Es importante recordar que, antes del 1° de mayo, la dirigencia obrera organizó asambleas en distintas fábricas para convencer a las y los trabajadores de la importancia de la huelga y la movilización.

“El 1° de mayo de 1886 fue un hermoso día en Chicago. El fuerte viento proveniente del lago, habitualmente inclemente en primavera, había amainado. El sol brillaba radiante. Era un día calmo en más de un sentido: fábricas paralizadas, almacenes cerrados, calles desiertas, construcciones detenidas, corrales silenciosos y ninguna columna de humo saliendo de las chimeneas.

Era sábado, un día normalmente de trabajo. Sin embargo, multitudes de obreros, vestidos de domingo y acompañados de sus familias, se reunían para el gran desfile en la avenida Michigan. El ambiente era festivo. Hombres robustos y rudos, ataviados con ropas sencillas, repetían satisfechos: “Todos salieron de mi casa, hasta el gato”.

Había caballeros del Trabajo, bohemios, alemanes, polacos, rusos, italianos, irlandeses, afroamericanos y antiguos vaqueros que ahora trabajaban en los corrales de los mataderos. Católicos, judíos, protestantes, anarquistas, socialistas, republicanos, comunistas y demócratas: gente común que formaba una sola e irresistible columna de voluntades para reclamar la implantación de la jornada de ocho horas en todas partes.

El dirigente Albert Parsons marchaba cerca de la cabeza del desfile, acompañado de su esposa Lucy y su hija de siete años. La columna se dirigió hacia el lago Front, donde se escucharon discursos en inglés, bohemio, alemán y polaco. Parsons habló sobre el poder invencible de la unidad obrera. August Spies, joven de 31 años y editor del periódico obrero alemán Arbeiter-Zeitung, cerró el acto con un discurso vibrante que arrancó un cerrado aplauso de la multitud. Así culminó aquel 1° de mayo de 1886.

La movilización no pasó desapercibida. En 1888, la Federación Norteamericana del Trabajo instó a continuar la lucha por la jornada de ocho horas, fijando el 1° de mayo de 1890 como fecha para una acción decisiva. Al año siguiente, en París, dirigentes obreros de distintos países votaron unánimemente en apoyo a esa causa y designaron también el 1° de mayo de 1890 para una acción internacional. En la fecha señalada, trabajadores de toda Europa demostraron su solidaridad con sus hermanos estadounidenses mediante desfiles, reuniones y manifestaciones masivas.

La represión fue implacable. Spies, Parsons, Engel y Fischer fueron condenados a muerte. Sus últimas palabras quedaron grabadas en la memoria colectiva. Spies declaró: “Llegará la hora en que nuestro silencio será más elocuente que las voces que ustedes estrangulan hoy”. Fischer afirmó: “Este es el momento más feliz de mi vida”. Engel y Parsons gritaron: “¡Viva la anarquía!”.

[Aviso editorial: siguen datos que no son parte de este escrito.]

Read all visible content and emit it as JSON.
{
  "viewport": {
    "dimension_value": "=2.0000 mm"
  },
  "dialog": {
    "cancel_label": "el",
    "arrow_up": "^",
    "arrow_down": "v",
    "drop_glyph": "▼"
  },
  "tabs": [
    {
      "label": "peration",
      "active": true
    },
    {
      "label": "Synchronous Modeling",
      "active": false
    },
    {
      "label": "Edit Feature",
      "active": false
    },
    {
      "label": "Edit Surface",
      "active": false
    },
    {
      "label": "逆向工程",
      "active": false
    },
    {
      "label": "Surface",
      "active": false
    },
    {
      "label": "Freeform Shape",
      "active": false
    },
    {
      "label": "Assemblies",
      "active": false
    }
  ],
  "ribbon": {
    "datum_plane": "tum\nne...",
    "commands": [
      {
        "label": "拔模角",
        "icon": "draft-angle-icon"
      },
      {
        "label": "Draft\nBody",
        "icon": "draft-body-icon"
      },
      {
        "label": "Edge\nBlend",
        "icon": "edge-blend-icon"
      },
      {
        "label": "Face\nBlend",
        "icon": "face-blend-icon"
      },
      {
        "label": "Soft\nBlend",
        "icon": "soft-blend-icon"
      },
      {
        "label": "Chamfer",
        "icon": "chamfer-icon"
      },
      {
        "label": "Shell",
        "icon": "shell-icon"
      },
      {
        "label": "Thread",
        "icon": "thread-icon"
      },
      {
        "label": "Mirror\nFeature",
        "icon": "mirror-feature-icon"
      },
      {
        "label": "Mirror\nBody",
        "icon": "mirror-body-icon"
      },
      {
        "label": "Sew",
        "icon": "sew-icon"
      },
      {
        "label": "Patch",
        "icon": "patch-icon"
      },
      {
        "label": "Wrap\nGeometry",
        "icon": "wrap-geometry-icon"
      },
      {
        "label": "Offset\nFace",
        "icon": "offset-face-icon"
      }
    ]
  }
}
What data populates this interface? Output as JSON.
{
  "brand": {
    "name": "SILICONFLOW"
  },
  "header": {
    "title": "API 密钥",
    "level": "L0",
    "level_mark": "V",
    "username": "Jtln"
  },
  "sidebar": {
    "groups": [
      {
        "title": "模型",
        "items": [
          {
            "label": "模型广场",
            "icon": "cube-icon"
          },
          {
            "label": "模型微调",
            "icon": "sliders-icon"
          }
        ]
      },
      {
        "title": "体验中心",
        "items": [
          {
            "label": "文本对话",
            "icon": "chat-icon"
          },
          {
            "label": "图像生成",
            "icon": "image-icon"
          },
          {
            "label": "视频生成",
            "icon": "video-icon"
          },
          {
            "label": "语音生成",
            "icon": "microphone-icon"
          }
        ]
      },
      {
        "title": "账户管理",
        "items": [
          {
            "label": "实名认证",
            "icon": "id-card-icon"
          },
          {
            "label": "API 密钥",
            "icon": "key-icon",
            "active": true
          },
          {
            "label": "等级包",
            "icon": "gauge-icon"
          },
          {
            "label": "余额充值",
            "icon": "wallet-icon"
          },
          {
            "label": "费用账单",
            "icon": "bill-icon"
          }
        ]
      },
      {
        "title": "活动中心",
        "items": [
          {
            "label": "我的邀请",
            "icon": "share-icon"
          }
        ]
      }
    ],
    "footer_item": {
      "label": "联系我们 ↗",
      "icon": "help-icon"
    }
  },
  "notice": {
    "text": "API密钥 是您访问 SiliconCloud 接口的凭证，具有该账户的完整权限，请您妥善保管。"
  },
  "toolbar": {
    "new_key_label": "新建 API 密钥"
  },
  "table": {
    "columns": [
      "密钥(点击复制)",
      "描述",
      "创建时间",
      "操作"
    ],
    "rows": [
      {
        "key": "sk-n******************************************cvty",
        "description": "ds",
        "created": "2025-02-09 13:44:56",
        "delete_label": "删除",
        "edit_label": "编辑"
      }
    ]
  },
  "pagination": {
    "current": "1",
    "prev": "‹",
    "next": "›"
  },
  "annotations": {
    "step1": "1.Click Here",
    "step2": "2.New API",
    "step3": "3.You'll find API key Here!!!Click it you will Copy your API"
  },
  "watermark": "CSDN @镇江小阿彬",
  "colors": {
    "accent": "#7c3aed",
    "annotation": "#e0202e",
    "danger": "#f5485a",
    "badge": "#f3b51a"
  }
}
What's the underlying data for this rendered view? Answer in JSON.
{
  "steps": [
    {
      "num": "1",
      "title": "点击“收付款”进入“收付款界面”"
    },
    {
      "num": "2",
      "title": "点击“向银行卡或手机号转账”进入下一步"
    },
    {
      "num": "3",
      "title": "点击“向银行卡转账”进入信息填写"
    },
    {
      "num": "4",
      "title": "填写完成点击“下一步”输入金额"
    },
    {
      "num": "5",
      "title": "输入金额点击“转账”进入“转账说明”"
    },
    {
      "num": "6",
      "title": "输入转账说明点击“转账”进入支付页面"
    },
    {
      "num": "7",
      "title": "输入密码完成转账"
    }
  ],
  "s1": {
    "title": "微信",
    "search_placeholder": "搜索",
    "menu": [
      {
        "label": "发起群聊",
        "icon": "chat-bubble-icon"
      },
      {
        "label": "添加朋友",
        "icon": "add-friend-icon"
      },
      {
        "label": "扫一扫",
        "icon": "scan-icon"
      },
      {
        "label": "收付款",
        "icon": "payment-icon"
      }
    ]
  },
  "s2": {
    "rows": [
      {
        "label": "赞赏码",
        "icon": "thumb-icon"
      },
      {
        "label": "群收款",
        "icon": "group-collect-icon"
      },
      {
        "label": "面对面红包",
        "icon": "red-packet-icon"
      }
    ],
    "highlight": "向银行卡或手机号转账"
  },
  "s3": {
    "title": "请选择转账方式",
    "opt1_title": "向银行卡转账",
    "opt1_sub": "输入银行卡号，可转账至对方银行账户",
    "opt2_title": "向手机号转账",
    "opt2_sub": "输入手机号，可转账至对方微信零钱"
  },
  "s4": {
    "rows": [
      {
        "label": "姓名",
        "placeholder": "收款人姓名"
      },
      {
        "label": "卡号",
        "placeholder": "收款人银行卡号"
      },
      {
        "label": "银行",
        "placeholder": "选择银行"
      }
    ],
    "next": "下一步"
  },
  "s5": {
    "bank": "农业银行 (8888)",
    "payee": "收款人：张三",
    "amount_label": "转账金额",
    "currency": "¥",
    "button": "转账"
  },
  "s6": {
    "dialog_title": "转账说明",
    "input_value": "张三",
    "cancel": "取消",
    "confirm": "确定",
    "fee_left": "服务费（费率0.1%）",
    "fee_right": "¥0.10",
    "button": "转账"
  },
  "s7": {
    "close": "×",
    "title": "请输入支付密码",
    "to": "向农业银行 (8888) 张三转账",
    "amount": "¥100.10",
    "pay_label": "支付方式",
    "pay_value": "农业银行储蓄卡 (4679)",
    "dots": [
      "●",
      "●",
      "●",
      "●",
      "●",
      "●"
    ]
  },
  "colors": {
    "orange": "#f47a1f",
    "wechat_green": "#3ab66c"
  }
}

El 1° de mayo, convertido en fecha internacional de lucha, nos recuerda que los derechos laborales no fueron dádivas, sino conquistas arrancadas con organización, sacrificio y unidad. La jornada de ocho horas, que hoy parece un derecho natural, fue fruto de la valentía de quienes se atrevieron a desafiar la injusticia hasta con sus vidas. Recordarlos es también asumir el compromiso de defender y ampliar esos derechos frente a los desafíos del presente.